Background noise
This exhibition, installed at The Return at the Goethe Institute in Dublin, was comprised of three main elements: The first was a large drawing Totem that had been generated by the superimposition of
a series of symmetrical images, each formed by numerous coloured dots connected by lines. The ‘images’ were distilled from various biological forms (both flora and fauna) and I liked the connection this drawing had with the idea of evolution, particularly in relation to Goethe’s influence on Darwin.

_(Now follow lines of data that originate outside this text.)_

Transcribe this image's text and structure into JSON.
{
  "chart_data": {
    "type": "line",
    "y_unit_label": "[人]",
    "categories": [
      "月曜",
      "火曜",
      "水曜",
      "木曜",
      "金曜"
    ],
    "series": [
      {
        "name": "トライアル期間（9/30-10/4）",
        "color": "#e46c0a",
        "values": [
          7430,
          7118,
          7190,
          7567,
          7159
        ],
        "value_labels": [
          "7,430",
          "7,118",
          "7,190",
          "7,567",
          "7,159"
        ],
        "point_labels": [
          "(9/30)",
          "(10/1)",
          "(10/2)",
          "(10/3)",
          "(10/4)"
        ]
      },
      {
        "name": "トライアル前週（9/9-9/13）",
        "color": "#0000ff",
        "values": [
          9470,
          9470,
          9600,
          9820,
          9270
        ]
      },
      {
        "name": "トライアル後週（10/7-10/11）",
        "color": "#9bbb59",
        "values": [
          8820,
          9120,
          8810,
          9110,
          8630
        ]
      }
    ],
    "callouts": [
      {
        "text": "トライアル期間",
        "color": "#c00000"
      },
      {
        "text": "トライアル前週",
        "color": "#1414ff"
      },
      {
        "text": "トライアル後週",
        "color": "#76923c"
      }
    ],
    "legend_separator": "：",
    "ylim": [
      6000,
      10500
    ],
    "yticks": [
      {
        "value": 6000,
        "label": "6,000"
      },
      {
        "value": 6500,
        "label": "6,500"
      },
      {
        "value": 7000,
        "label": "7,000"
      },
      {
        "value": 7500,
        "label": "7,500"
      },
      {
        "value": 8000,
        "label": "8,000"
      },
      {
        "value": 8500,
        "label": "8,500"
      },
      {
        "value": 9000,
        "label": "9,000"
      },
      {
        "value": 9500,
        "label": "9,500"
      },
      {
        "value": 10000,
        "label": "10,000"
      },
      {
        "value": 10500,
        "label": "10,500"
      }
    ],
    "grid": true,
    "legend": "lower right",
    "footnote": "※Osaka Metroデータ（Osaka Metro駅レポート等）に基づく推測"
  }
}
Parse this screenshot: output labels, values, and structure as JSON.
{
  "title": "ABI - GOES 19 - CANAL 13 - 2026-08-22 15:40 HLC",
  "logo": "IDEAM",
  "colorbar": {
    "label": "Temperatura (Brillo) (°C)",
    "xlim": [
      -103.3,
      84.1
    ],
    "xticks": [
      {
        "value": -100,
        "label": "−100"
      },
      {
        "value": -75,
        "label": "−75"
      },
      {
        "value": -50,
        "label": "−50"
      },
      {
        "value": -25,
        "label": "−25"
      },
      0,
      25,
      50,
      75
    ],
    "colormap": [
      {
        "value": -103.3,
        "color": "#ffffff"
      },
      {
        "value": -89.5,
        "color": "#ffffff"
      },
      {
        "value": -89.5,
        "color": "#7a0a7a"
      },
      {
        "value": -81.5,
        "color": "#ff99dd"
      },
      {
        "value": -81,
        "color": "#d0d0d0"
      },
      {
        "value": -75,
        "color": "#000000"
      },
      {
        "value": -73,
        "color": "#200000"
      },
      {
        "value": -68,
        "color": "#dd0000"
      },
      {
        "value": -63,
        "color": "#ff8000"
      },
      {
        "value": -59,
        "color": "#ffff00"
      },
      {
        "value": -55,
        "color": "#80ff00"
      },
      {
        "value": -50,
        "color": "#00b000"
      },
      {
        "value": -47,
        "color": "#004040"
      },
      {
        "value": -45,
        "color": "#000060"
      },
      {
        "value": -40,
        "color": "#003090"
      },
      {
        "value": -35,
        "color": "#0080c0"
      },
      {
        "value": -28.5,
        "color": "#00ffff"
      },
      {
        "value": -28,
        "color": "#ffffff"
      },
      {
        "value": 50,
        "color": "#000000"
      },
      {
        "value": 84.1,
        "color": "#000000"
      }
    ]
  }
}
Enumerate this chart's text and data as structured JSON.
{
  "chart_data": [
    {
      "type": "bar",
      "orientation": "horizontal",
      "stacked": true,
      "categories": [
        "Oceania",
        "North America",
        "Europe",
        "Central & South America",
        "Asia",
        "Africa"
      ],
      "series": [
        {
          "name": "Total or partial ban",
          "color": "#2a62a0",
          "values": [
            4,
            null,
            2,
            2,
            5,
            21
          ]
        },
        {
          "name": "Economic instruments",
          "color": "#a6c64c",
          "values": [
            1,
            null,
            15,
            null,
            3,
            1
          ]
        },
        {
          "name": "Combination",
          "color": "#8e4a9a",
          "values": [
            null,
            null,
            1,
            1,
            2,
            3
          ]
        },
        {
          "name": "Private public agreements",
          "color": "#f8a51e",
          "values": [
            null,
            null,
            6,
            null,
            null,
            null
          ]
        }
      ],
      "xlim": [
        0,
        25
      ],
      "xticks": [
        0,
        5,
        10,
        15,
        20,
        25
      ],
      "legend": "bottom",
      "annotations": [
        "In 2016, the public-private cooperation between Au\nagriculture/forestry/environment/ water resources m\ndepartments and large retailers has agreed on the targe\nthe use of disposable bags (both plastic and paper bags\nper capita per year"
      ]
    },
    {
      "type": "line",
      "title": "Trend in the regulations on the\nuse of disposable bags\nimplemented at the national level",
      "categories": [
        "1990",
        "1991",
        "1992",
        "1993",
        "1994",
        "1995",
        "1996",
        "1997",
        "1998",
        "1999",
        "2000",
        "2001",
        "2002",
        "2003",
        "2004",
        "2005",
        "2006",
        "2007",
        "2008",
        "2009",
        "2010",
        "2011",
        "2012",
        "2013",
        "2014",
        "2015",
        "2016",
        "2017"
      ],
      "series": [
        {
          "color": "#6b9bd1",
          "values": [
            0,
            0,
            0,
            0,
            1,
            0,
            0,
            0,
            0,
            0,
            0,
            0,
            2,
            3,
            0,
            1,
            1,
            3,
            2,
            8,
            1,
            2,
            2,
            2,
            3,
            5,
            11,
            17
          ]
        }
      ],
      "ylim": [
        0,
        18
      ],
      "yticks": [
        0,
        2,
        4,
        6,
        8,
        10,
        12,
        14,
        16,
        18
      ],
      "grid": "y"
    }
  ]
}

The second element was a small series of three B+W photographs. The first of these shows a dog genealogy chart in a Berlin window. The second shows a series of birds on an electricity line, seen from behind glass with random dirt-marks and an out-of-focus fly. The third was a difficult-to-read shot of painted stars on a circus roof tent. Together these works alluded to tensions between fate and accident, order and entropy, between the teleological and the merely random.
The third element was a series of six sound pieces that were scientifically collected samples of
radio waves from a variety of astronomical sources including remnant blackbody radiation from the
Big Bang (though this is contested) radio waves from a collapsed star and cosmic debris from our own atmosphere. These radio waves are converted to sound waves to make them audible and the results feel strangely like a hybrid of composed electronic music and sounds from nature (waves crashing, wind, birdsong) The similarity of these truly alien sounds to more familiar earthly forms highlights the possibility of generative structures which underscore everything in the universe, or then again maybe the fact that they have been ‘mediated’ to make them audible simply makes them seem to appear in recognisable forms; an apparition of meaning.